Naturally, voice will not be appropriate for all tasks in all social contexts. On the other hand, that doesn’t mean that voice cannot be used for sensitive information. In the privacy of their home, people will most likely prefer to dictate secret information such as their Netflix password rather than typing it on an awkward on-screen keyboard.
3) Your UI Has a Short Memory
Most conversations involve a series of related statements or commands (‘What was the last message from my husband? Send him a reply.’)
Voice systems that lose track of the conversation (‘Searching the web for ‘Send him a reply…’) are infuriating. We expect to be able to build on what’s already been said as we do in a human conversation.
Make your system smart enough to keep key information in mind, and build on it to understand future queries. For example, “Just the formal ones” should be understood when it comes after “Show me the shirts on offer”.
4) It Is Exclusively Voice-Based
There are tasks that a purely voice UI will never be good at. Providing a long list of options by speaking them out, one after the other after the other is time-consuming and therefore boring.
Consider mixing voice and graphical UI, using one’s strength to compensate the other’s weaknesses, to easily display several options in a manageable manner.
Take Amazon’s Echo device – it has a companion mobile app so that when you want to see the shopping list you’ve built up through voice, instead of it being read out painfully item by item, it can be viewed and edited on screen.
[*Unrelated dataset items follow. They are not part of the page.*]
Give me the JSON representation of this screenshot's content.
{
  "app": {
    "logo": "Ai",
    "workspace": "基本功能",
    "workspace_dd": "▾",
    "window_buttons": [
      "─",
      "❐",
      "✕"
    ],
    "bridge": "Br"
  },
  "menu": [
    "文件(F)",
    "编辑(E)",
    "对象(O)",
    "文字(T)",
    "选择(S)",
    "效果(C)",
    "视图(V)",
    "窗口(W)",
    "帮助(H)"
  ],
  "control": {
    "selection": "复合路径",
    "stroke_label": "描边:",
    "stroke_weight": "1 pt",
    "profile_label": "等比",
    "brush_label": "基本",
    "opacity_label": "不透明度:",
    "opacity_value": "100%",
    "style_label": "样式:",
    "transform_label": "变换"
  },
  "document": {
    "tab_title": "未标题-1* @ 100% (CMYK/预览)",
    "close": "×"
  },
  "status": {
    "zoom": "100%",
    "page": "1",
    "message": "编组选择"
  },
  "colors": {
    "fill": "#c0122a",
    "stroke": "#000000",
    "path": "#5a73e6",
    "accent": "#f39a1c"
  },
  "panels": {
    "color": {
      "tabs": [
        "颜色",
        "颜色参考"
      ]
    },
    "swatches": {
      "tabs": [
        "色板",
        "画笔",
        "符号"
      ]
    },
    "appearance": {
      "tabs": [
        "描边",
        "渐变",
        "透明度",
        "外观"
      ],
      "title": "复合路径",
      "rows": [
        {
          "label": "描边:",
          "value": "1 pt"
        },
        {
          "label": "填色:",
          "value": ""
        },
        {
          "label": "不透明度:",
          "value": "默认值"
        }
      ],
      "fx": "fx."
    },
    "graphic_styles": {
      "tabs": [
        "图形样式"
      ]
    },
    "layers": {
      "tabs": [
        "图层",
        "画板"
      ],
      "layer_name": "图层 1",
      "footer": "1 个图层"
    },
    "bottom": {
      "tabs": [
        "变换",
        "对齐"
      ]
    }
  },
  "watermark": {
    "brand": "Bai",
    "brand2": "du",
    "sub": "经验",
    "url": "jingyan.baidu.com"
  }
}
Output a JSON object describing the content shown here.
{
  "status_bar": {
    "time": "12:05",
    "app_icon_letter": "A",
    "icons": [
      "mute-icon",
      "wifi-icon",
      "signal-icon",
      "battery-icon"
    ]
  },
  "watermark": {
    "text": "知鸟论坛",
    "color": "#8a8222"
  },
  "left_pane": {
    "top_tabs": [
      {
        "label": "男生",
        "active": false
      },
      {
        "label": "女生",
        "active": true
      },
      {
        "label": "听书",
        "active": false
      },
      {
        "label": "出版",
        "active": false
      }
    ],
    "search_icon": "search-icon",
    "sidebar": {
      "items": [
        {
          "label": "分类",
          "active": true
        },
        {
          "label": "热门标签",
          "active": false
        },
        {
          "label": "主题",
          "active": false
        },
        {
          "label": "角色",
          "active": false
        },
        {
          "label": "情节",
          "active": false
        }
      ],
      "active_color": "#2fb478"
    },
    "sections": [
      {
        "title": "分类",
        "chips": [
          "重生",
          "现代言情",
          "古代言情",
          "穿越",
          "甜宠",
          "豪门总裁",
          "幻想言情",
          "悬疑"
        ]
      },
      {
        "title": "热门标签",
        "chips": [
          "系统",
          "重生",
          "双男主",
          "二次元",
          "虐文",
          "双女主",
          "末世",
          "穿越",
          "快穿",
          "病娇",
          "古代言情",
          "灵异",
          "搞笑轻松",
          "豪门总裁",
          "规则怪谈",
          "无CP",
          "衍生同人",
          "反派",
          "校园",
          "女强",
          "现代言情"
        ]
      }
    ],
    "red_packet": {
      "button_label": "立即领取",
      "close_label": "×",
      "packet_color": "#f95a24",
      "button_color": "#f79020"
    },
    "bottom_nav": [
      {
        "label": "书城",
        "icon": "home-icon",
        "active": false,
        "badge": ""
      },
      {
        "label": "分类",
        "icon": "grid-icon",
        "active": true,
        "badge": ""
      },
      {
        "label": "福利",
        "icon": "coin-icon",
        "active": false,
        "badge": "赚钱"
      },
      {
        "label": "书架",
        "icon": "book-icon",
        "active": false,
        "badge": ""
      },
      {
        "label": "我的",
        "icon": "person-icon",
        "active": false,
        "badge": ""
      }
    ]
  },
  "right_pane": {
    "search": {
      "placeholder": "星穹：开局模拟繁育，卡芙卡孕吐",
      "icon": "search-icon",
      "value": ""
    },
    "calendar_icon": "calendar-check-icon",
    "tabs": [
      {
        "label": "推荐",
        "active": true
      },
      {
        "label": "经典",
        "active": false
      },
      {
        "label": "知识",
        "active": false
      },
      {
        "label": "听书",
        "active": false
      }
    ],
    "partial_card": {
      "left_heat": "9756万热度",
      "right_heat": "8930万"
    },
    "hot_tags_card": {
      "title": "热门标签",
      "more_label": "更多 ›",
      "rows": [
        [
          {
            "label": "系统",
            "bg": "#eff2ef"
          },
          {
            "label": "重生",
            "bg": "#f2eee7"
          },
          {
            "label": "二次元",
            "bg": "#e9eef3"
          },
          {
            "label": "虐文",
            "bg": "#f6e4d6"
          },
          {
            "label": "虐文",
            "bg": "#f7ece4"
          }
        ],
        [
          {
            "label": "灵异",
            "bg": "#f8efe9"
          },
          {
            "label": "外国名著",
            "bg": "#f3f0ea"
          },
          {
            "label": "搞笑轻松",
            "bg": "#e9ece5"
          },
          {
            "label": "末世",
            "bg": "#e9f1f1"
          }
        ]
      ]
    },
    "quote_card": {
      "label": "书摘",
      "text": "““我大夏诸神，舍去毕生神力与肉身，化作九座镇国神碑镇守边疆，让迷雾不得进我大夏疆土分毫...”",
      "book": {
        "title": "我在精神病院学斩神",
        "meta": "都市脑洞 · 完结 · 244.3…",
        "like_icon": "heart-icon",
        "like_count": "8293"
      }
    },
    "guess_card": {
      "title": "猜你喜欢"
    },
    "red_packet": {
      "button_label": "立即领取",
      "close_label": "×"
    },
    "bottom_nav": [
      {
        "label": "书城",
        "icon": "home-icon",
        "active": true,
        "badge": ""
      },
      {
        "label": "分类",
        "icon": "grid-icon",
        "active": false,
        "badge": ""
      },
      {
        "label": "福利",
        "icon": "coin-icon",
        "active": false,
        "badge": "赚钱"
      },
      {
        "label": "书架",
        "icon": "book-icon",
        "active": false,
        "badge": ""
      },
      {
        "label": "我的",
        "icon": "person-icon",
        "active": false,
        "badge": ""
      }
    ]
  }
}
5) You Don’t Think About the Audio Context
If you are in a noisy environment like a driving a car, a factory floor, or there’s loud music, you system will struggle. It’s obvious but often forgotten: voice UI needs to be able to distinguish the voice clearly.
When designing a voice interface, consider explaining why the system is having trouble understanding (‘Sorry, I couldn’t hear that clearly – it’s noisy right now.’). It helps users understand why there’s a problem and how they might fix it.
If you control the hardware, more complex audio capture systems would work better, as Amazon did with the Echos’ seven microphones array. If the only audio input available is a smartphone mic, consider providing an alternative interface, such as physical buttons or on-screen.